By Tommy Kelleher
Contributing Writer
From car crashes, to felonies, to violent episodes and even deaths, the chapters on alcohol and soft drug use in Mira Costa’s health textbook “Lifetime Health” are meant to rouse fear. The book presents radical, often misleading statistics about alcohol and marijuana, giving the impression that trying drugs or alcohol once will likely lead to addiction and misery. In theory, such warnings dissuade students from using alcohol; however, the book’s content does not correspond with what many teens experience in their high school years, and thus delegitimizes the source as a whole.
The California state standards for health education require that high school students are taught 23 standards regarding alcohol and drug use. In Mira Costa, this requirement is carried out through the mandatory health education, in which students read the textbook “Lifetime Health”‘published by Holt Rinehart Winston.
The portions on alcohol and drug use in both California’s state standards and “Lifetime Health” focus on health risks. Only four of the 23 standards deal with influences that cause students to start using drugs, and not a single standard acknowledges that students choose to begin using drugs. Rather than empowering students by giving them accurate information and allowing them to make choices based on it, health education creates the misconception that nobody truly wants to begin using drugs, but some abstract force—usually peer pressure in their examples—compels them onto this path.
If drug education ever does give a specific situation in which a student might be tempted to try drugs, these are usually unrealistic and disconnected.
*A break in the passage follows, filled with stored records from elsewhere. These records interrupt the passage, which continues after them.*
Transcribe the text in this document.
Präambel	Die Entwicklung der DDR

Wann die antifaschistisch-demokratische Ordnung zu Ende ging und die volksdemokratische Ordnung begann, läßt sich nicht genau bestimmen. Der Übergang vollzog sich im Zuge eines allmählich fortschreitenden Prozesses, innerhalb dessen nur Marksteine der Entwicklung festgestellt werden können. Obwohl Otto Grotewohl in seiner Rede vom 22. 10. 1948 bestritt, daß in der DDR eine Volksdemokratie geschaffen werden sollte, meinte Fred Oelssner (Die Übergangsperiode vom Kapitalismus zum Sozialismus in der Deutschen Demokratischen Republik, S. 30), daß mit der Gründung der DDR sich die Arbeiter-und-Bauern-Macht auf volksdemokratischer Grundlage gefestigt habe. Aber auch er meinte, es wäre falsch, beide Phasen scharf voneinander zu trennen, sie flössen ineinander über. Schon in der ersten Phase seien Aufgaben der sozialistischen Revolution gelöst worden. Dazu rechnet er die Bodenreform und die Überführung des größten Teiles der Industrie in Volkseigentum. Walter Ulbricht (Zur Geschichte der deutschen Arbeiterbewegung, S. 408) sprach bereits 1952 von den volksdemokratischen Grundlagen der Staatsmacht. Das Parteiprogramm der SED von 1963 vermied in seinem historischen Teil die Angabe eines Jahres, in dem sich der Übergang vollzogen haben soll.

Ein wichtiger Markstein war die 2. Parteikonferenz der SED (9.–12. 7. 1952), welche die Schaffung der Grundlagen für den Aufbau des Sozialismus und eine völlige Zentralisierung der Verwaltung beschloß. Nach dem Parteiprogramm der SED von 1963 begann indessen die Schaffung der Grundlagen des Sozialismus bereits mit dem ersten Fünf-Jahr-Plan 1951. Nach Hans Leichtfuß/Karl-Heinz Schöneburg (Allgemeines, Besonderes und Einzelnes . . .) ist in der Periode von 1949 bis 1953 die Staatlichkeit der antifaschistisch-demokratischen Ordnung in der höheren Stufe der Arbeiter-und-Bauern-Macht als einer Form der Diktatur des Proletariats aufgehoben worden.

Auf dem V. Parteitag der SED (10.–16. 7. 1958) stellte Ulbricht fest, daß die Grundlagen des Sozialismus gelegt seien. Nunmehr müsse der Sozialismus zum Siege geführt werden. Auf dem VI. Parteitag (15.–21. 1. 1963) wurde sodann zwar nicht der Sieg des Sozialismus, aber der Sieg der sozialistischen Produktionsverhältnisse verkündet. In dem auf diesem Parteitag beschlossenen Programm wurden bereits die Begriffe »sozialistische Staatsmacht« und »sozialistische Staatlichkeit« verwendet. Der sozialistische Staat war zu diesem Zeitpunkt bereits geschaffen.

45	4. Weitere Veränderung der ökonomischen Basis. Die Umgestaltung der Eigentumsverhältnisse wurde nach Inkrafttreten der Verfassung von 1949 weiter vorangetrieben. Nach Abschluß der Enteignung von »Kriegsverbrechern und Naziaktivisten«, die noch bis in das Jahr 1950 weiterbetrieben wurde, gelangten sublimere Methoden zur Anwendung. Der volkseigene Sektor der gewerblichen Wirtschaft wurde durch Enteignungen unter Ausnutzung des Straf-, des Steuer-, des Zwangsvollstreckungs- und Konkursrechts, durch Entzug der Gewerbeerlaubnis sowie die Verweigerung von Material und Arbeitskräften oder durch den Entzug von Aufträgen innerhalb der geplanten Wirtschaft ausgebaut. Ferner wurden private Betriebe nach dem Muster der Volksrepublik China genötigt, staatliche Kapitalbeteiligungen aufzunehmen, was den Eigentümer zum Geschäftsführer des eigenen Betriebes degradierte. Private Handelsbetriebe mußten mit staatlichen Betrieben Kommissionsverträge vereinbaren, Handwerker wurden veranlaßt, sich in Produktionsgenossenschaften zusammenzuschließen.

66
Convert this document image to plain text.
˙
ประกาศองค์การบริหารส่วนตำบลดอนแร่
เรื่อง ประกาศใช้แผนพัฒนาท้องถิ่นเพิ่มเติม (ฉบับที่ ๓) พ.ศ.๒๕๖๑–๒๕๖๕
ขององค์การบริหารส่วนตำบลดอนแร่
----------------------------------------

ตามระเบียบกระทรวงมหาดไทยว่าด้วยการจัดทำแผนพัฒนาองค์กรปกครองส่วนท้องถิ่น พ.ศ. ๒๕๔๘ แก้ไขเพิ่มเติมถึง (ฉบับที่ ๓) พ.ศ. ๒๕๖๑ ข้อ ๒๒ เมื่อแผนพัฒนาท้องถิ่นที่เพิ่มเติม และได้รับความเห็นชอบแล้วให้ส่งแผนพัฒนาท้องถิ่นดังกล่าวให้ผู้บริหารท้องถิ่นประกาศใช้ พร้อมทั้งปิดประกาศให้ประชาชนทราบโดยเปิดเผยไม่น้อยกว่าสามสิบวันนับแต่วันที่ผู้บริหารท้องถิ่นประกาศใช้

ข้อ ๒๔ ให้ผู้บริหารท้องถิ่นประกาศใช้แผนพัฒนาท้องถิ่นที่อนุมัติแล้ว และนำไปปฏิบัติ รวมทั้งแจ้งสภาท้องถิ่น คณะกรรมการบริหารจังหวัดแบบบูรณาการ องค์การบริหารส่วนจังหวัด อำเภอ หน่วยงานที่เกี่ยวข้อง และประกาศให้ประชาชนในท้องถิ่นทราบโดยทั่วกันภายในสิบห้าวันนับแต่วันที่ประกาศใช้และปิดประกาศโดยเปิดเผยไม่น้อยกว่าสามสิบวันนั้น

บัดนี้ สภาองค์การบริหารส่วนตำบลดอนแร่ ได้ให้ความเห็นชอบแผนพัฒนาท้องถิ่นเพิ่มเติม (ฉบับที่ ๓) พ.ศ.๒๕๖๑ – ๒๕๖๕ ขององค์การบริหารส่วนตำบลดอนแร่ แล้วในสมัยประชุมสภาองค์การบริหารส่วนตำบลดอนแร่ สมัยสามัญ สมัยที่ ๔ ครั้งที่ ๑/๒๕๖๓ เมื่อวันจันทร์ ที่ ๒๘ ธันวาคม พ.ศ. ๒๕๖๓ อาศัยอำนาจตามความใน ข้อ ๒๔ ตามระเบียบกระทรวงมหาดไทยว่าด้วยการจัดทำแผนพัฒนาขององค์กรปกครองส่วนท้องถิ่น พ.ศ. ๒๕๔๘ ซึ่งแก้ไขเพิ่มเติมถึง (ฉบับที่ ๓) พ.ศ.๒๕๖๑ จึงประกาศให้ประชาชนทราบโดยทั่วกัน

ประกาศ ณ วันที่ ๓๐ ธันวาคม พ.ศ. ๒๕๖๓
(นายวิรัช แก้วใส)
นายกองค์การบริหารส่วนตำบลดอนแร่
One of the most ridiculous clichés from drug education is this oft-repeated scenario: During the course of one conversation or activity, a mischievous drug-user with an impressive social status aggressively pressures an innocent friend into trying some drug. The friend has to use a variety of tactics to refuse the hit. According to many teens, such as Freshman Lauren Marinelli! the scenario is absurd.
Though its passages about influences are vague and unrealistic, health education goes into great detail regarding the danger of drugs and alcohol. For example, the first section in “Lifetime Health’s” the chapter on alcohol is titled “Alcohol Affects the Body.” It focuses on the long-term effects of alcohol in order to present the most terrifying facts. Instead, health education should focus on the short term effects of alcohol and drugs that teens are likely to experience.
For a time, “Lifetime Health” accomplishes its goal; it rouses fear. Students who are only exposed to health education’s perspective on drugs are inevitably worried that they will become addicts. They abstain from drug use and try to stay away from groups that use drugs. Eventually, however, many of these students are exposed to an entirely different reality of alcohol and drug use. What they witness seems extremely tame in comparison to what they have been prepared for, and the absurdity of what they have been taught becomes blatantly clear. This is when students try drugs—when the didacticism and fear which they have been taught loses all of its legitimacy.
Proponents of health education believe that students must be educated disproportionately about the dangers of drug use because this is what students do not know, but in order to make the best decisions, students need an unbiased, applicable text that never distorts the truth.
Accordingg to Marinelli, when the health book exaggerates or twists facts, students no longer feel that they can trust any portions of it. Furthermore, when students learn how drugs and alcohol are used by Costa students, they are going to see the alcohol and drug portions as lies.
In order to decrease the alcohol and soft drug problem on the Mira Costa campus, teachers and administrators must address the situations that Costa students witness. Rather than following the book, health teachers should give applicable advice to students regarding drug use. This way, students will see that their decisions are truly in their hands, and they also will be less likely to dismiss the ideas from health education in the future. If the truth is presented, students are empowered.